Hendler y Bertuccelli, en una de acción

Espectáculos

Los actores filman Vino para robar, de Ariel Winogrand

Por   | Para LA NACION

MENDOZA.- Son las 11 de una mañana calurosa. En la esquina de Gutiérrez y España, la actividad bancaria marca el ritmo de la zona. Frente al edificio colonial de un banco, en un coqueto bar con mesas en la vereda, un hombre y una mujer toman café. "Me necesitás", dice resuelta la morocha. "Robar este banco es muy difícil, prácticamente imposible. En el caso hipotético de que lo hiciera, lo haría solo", corta en seco él, trajeado de impecable azul. "Me necesitás -vuelve a la carga ella-. Hay información del banco que no podés encontrar, y yo la conseguí."

La situación, de elegante tirantez, corresponde a la escena 58 de Vino para robar , cuando dos rivales declarados se ven forzados a ir juntos tras un botín.

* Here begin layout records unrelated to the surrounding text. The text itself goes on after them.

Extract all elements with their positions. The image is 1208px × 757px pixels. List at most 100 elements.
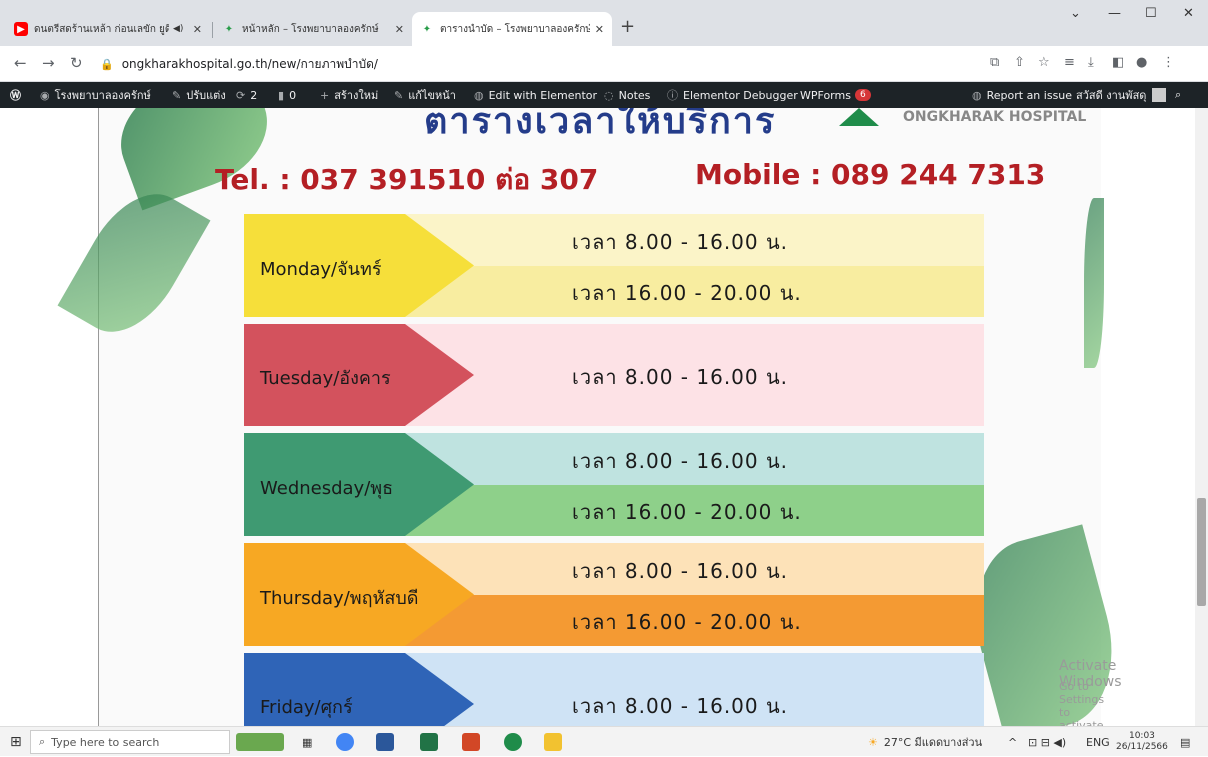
- download-icon[interactable]: ⤓: [1088, 55, 1094, 70]
- admin-comments[interactable]: ▮ 0: [278, 82, 296, 108]
- poster-title: ตารางเวลาให้บริการ: [424, 108, 777, 142]
- back-icon[interactable]: ←: [14, 54, 27, 72]
- wp-admin-bar: Ⓦ ◉ โรงพยาบาลองครักษ์ ✎ ปรับแต่ง ⟳ 2 ▮ 0 + สร…: [0, 82, 1208, 108]
- day-label: Monday/จันทร์: [260, 258, 382, 280]
- admin-debugger[interactable]: ⓘ Elementor Debugger: [667, 82, 798, 108]
- time-label: เวลา 8.00 - 16.00 น.: [572, 448, 789, 473]
- elementor-icon: ◍: [474, 88, 484, 102]
- admin-new[interactable]: + สร้างใหม่: [320, 82, 378, 108]
- admin-edit-page[interactable]: ✎ แก้ไขหน้า: [394, 82, 456, 108]
- avatar: [1152, 88, 1167, 102]
- excel-icon[interactable]: [420, 727, 438, 757]
- admin-report-issue[interactable]: ◍ Report an issue: [972, 82, 1072, 108]
- time-label: เวลา 16.00 - 20.00 น.: [572, 500, 802, 525]
- tray-icons[interactable]: ⊡ ⊟ ◀): [1028, 727, 1066, 757]
- tab-title: ดนตรีสดร้านเหล้า ก่อนเลขัก ยูดึ: [34, 23, 169, 35]
- time-label: เวลา 8.00 - 16.00 น.: [572, 694, 789, 718]
- time-label: เวลา 16.00 - 20.00 น.: [572, 610, 802, 635]
- wordpress-logo-icon[interactable]: Ⓦ: [10, 82, 21, 108]
- schedule-row: Thursday/พฤหัสบดี เวลา 8.00 - 16.00 น. เวล…: [244, 543, 984, 646]
- leaf-decoration: [57, 175, 211, 351]
- new-tab-icon[interactable]: +: [620, 16, 635, 37]
- tel-number: Tel. : 037 391510 ต่อ 307: [215, 163, 599, 196]
- share-icon[interactable]: ⇧: [1014, 55, 1025, 70]
- weather-icon: ☀: [868, 735, 878, 749]
- file-explorer-icon[interactable]: [544, 727, 562, 757]
- tab-home[interactable]: ✦ หน้าหลัก – โรงพยาบาลองครักษ์ ✕: [214, 12, 412, 46]
- hospital-logo-icon: ✦: [224, 23, 234, 35]
- info-icon: ⓘ: [667, 89, 678, 102]
- brush-icon: ✎: [172, 88, 182, 102]
- reload-icon[interactable]: ↻: [70, 54, 83, 72]
- plus-icon: +: [320, 88, 330, 102]
- mobile-number: Mobile : 089 244 7313: [695, 158, 1046, 191]
- refresh-icon: ⟳: [236, 88, 246, 102]
- close-icon[interactable]: ✕: [395, 23, 404, 36]
- task-view-icon[interactable]: ▦: [302, 727, 312, 757]
- close-icon[interactable]: ✕: [595, 23, 604, 36]
- clock[interactable]: 10:03 26/11/2566: [1116, 727, 1168, 757]
- hospital-logo-icon: ✦: [422, 23, 432, 35]
- time-label: เวลา 8.00 - 16.00 น.: [572, 229, 789, 254]
- schedule-row: Friday/ศุกร์ เวลา 8.00 - 16.00 น.: [244, 653, 984, 726]
- window-close-icon[interactable]: ✕: [1183, 6, 1194, 21]
- bookmark-star-icon[interactable]: ☆: [1038, 55, 1050, 70]
- side-panel-icon[interactable]: ◧: [1112, 55, 1124, 70]
- search-icon: ⌕: [39, 735, 46, 748]
- language-indicator[interactable]: ENG: [1086, 727, 1110, 757]
- day-label: Wednesday/พุธ: [260, 477, 394, 499]
- leaf-decoration: [1084, 198, 1104, 368]
- maximize-icon[interactable]: ☐: [1145, 6, 1157, 21]
- chevron-down-icon[interactable]: ⌄: [1070, 6, 1081, 21]
- time-label: เวลา 8.00 - 16.00 น.: [572, 558, 789, 583]
- translate-icon[interactable]: ⧉: [990, 55, 999, 70]
- forward-icon[interactable]: →: [42, 54, 55, 72]
- day-label: Tuesday/อังคาร: [260, 368, 391, 389]
- address-bar[interactable]: 🔒 ongkharakhospital.go.th/new/กายภาพบำบั…: [100, 52, 970, 76]
- schedule-row: Tuesday/อังคาร เวลา 8.00 - 16.00 น.: [244, 324, 984, 426]
- admin-site-name[interactable]: ◉ โรงพยาบาลองครักษ์: [40, 82, 151, 108]
- scrollbar-thumb[interactable]: [1197, 498, 1206, 606]
- dashboard-icon: ◉: [40, 88, 50, 102]
- tab-youtube[interactable]: ▶ ดนตรีสดร้านเหล้า ก่อนเลขัก ยูดึ ◀) ✕: [6, 12, 210, 46]
- youtube-icon: ▶: [14, 22, 28, 36]
- admin-search-icon[interactable]: ⌕: [1175, 82, 1181, 108]
- weather-widget[interactable]: ☀ 27°C มีแดดบางส่วน: [868, 727, 982, 757]
- taskbar-search[interactable]: ⌕ Type here to search: [30, 730, 230, 754]
- vertical-scrollbar[interactable]: [1195, 108, 1208, 726]
- schedule-row: Wednesday/พุธ เวลา 8.00 - 16.00 น. เวลา 16…: [244, 433, 984, 536]
- admin-customize[interactable]: ✎ ปรับแต่ง: [172, 82, 226, 108]
- powerpoint-icon[interactable]: [462, 727, 480, 757]
- admin-wpforms[interactable]: WPForms 6: [800, 82, 871, 108]
- menu-icon[interactable]: ⋮: [1162, 55, 1175, 70]
- tab-physio[interactable]: ✦ ตารางนำบัด – โรงพยาบาลองครักษ์ ✕: [412, 12, 612, 46]
- windows-start-icon[interactable]: ⊞: [10, 727, 22, 757]
- url-text: ongkharakhospital.go.th/new/กายภาพบำบัด/: [121, 56, 378, 71]
- chrome-icon[interactable]: [336, 727, 354, 757]
- search-highlight-icon[interactable]: [236, 727, 284, 757]
- lock-icon: 🔒: [100, 57, 114, 71]
- activate-windows-hint: Go to Settings to activate Windows.: [1059, 680, 1105, 726]
- tab-title: หน้าหลัก – โรงพยาบาลองครักษ์: [242, 23, 379, 35]
- speaker-icon: ◀): [173, 24, 184, 34]
- word-icon[interactable]: [376, 727, 394, 757]
- browser-toolbar: ← → ↻ 🔒 ongkharakhospital.go.th/new/กายภ…: [0, 46, 1208, 82]
- hospital-name: ONGKHARAK HOSPITAL: [903, 109, 1087, 125]
- admin-notes[interactable]: ◌ Notes: [604, 82, 650, 108]
- day-label: Friday/ศุกร์: [260, 697, 353, 718]
- reading-list-icon[interactable]: ≡: [1064, 55, 1075, 70]
- elementor-icon: ◍: [972, 88, 982, 102]
- day-label: Thursday/พฤหัสบดี: [260, 587, 419, 609]
- schedule-poster: ตารางเวลาให้บริการ ONGKHARAK HOSPITAL Te…: [57, 108, 1132, 726]
- page-content: ตารางเวลาให้บริการ ONGKHARAK HOSPITAL Te…: [0, 108, 1195, 726]
- tray-chevron-icon[interactable]: ^: [1008, 727, 1017, 757]
- close-icon[interactable]: ✕: [193, 23, 202, 36]
- app-icon[interactable]: [504, 727, 522, 757]
- minimize-icon[interactable]: —: [1108, 6, 1121, 21]
- notification-icon[interactable]: ▤: [1180, 727, 1190, 757]
- admin-elementor[interactable]: ◍ Edit with Elementor: [474, 82, 597, 108]
- admin-account[interactable]: สวัสดี งานพัสดุ: [1076, 82, 1167, 108]
- time-label: เวลา 16.00 - 20.00 น.: [572, 281, 802, 306]
- admin-updates[interactable]: ⟳ 2: [236, 82, 257, 108]
- profile-icon[interactable]: ●: [1136, 55, 1147, 70]
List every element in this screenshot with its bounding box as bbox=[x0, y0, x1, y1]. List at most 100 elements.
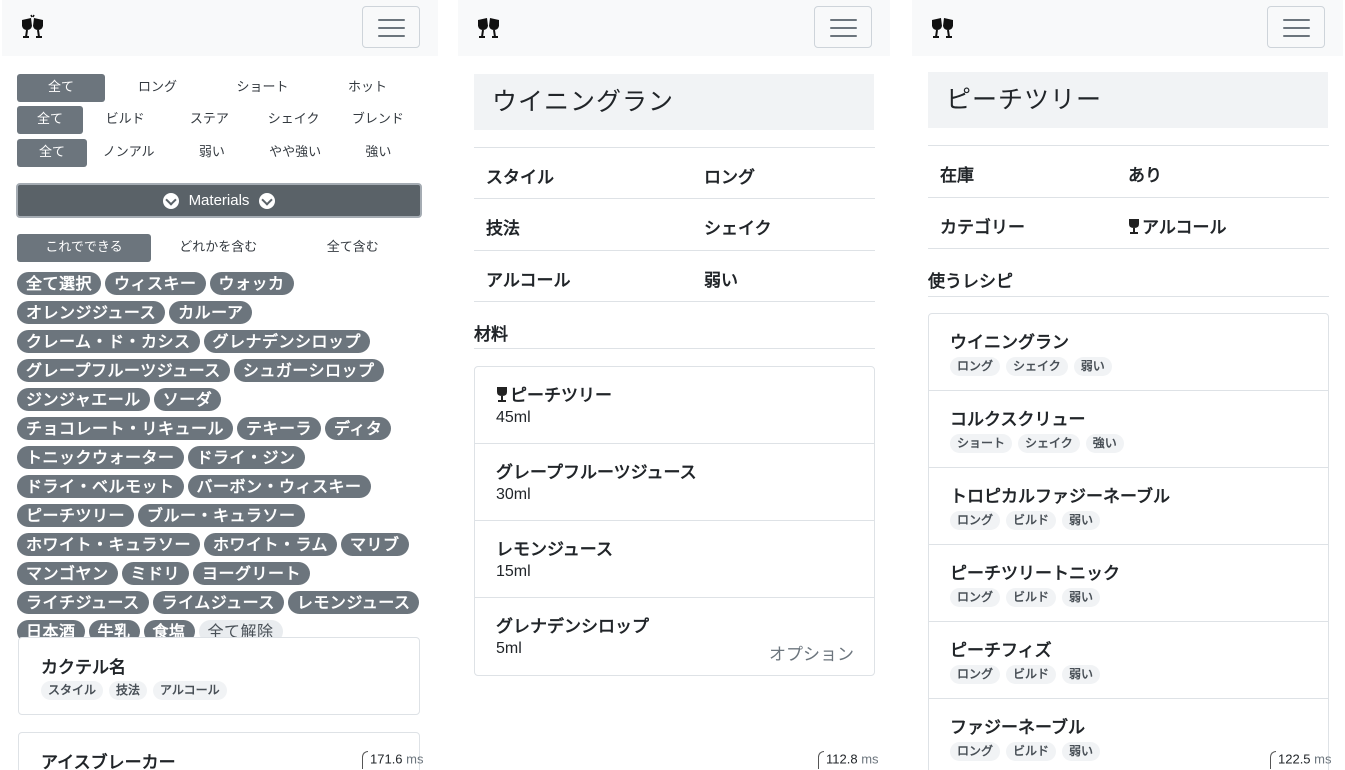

Ella es Natalia, "básicamente una impostora", como define a su personaje Valeria Bertuccelli. Él es Sebastián, un experto en atracos de alta gama, interpretado por Daniel Hendler. "¡Corten!... ¡Me encantó chicos!", dice Ariel Winograd (ver recuadro), director del film escrito por Adrián Garelik, que cuenta las idas y venidas de dos ladrones de guante blanco, embarcados en el robo de una valiosa y única botella de Malbec de Burdeos de mediados del siglo XIX, catalogada como uno de los mejores vinos del mundo, y celosamente guardada en la bóveda de un banco, en Mendoza.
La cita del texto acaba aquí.